When shopping for mutual funds you may have noticed(or not noticed) the many different fees listed on the funds you are interested in. These fees can seem fairly small at first glance and may leave you asking how fees impact long term performance of the mutual fund.
It turns out that fees are extremely impactful on your long term returns. Annual operating fees for some mutual funds can exceed 1.5% of your investment while the benchmark for the fund itself might only return 8%.
What Types of Fees Do Mutual Funds Charge
There are quite a few different fees that mutual funds might charge. The ones we are concentrating on here are the ones that are percentage based which do the most damage to your returns over time.
An in depth guide to understanding mutual fund fees can be found here from the Securities and Exchange Commission.
Sales Load Fees
Sales load fees are for sales commissions and are paid when buying or selling a fund. A fee paid when you buy is called a front-end load and a fee paid when you sell is called a back-end load.
No-load funds don’t charge a sales fee at all, and are increasingly common these days. Be careful with these funds though, as they might make up the cost somewhere else.
A 1% front end sales fee means that if you invest $1000 you will only get $990 worth of the fund. Ultimately your investment returns will be reduced by the same 1% when you take the money out. If the mutual fund grows 10x in value to $10,000 you would have $9,900.
Sales load fees are worth paying attention to, however not as much as the recurring fees on the funds. The recurring fees compound and can really drag down your net worth over time.

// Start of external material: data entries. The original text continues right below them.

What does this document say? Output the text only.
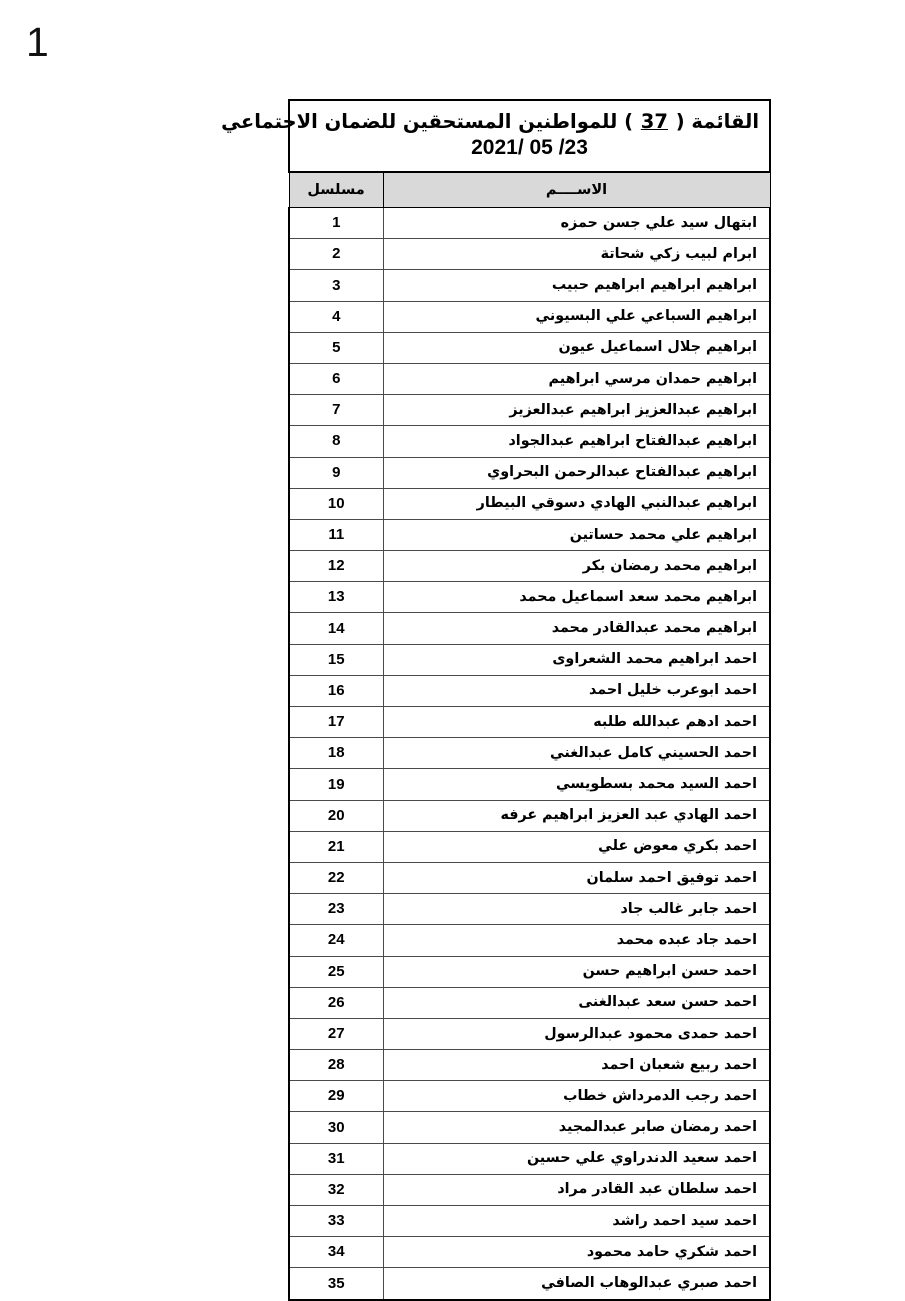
1
القائمة ( 37 ) للمواطنين المستحقين للضمان الاجتماعي
2021/ 05 /23	

الاســــم	مسلسل
ابتهال سيد علي جسن حمزه	1
ابرام لبيب زكي شحاتة	2
ابراهيم ابراهيم ابراهيم حبيب	3
ابراهيم السباعي علي البسيوني	4
ابراهيم جلال اسماعيل عيون	5
ابراهيم حمدان مرسي ابراهيم	6
ابراهيم عبدالعزيز ابراهيم عبدالعزيز	7
ابراهيم عبدالفتاح ابراهيم عبدالجواد	8
ابراهيم عبدالفتاح عبدالرحمن البحراوي	9
ابراهيم عبدالنبي الهادي دسوقي البيطار	10
ابراهيم علي محمد حساتين	11
ابراهيم محمد رمضان بكر	12
ابراهيم محمد سعد اسماعيل محمد	13
ابراهيم محمد عبدالقادر محمد	14
احمد ابراهيم محمد الشعراوى	15
احمد ابوعرب خليل احمد	16
احمد ادهم عبدالله طلبه	17
احمد الحسيني كامل عبدالغني	18
احمد السيد محمد بسطويسي	19
احمد الهادي عبد العزيز ابراهيم عرفه	20
احمد بكري معوض علي	21
احمد توفيق احمد سلمان	22
احمد جابر غالب جاد	23
احمد جاد عبده محمد	24
احمد حسن ابراهيم حسن	25
احمد حسن سعد عبدالغنى	26
احمد حمدى محمود عبدالرسول	27
احمد ربيع شعبان احمد	28
احمد رجب الدمرداش خطاب	29
احمد رمضان صابر عبدالمجيد	30
احمد سعيد الدندراوي علي حسين	31
احمد سلطان عبد القادر مراد	32
احمد سيد احمد راشد	33
احمد شكري حامد محمود	34
احمد صبري عبدالوهاب الصافي	35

Operating Expense Fees (Expense Ratio)
Annual operating expenses are the ongoing costs to operate the fund. A big part of this expense is the money paid to the fund managers and advisors. Marketing and selling of the fund is also covered here.
Typical annual operating expenses can range from 0.1% up to 1.5%. This is assessed yearly on your fund’s value. This means the fee compounds and can really add up over time.
Why do some funds charge much higher fees?
All funds will have some cost to operate, so all funds will have some fees. They must charge these fees back to their investors in order to turn a profit.
Index funds are generally very cheap to operate and these savings are passed on to the fund holders through much lower operating expenses. Some Vanguard funds charge as little as 0.04%.
Actively managed funds are those which have a manager who attempts to beat some part of the market. These types of funds commonly charge 1.5% or more. If an index fund for the S&P500 averages 9% over the long term, then the actively managed fund needs to average 10.5% return just to break even with an index!
That extra 1.5% may not seem like a lot, but that is actually a 17% (9%/1.5%) improvement over average to just break even! Now couple that with the fact that actively managed funds overall have a pretty poor track record of matching the market, much less beating it, and you see how significant the fees can really be.
Example of What 1.5% Expense Ratio Really Costs
Let’s quickly look at a concrete example. Let’s assume that you have $5,000 to invest annually and want to do so for 30 years. During this time assume the S&P500 will average a 9% annual return.
Let’s compare a no-load low cost S&P500 index fund with an expense ratio of 0.1% vs an actively managed fund with an expense ratio of 1.5% and a 1% front end sales load.
Returns Summary Table
|10 Years||20 Years||30 Years|
|Low Cost Index||$75,603||$252,848||$668.951|
|Difference in Dollars||-$5,575||-$38,590||$157,124|
|Difference in Percent||-7%||-15%||-23%|
As you can see over time the difference in these two approaches becomes evident. The active fund will have to beat the market handily just to give you a good chance of breaking even with an indexed fund. It’s not to say that this cannot happen, but the odds are against it.
If you want to play around with your own numbers you can download this simple spreadsheet calculator to do so.
Don’t Let Fees Put a Drag on Your Returns
Looking at the above table and graph it is easy to see just how much that 1% sales load fee and 1.5% expense ratio really costs you over time. There are plenty of no-load funds available now that allow you to avoid the sales charge.
As far as the operating expense charge, you can see that the costs over time can dramatically impact your returns. You will have to decide if the fund you want to invest in justifies the heavy cost. The good news is that you can always move your money into a better investment choice if you determine it isn’t.
Pay attention to these details because the long term affects of compounding can have a major impact on your eventual net worth. Nobody wants to work and save for decades to only acquire 77% of what they could have by picking a better fund option.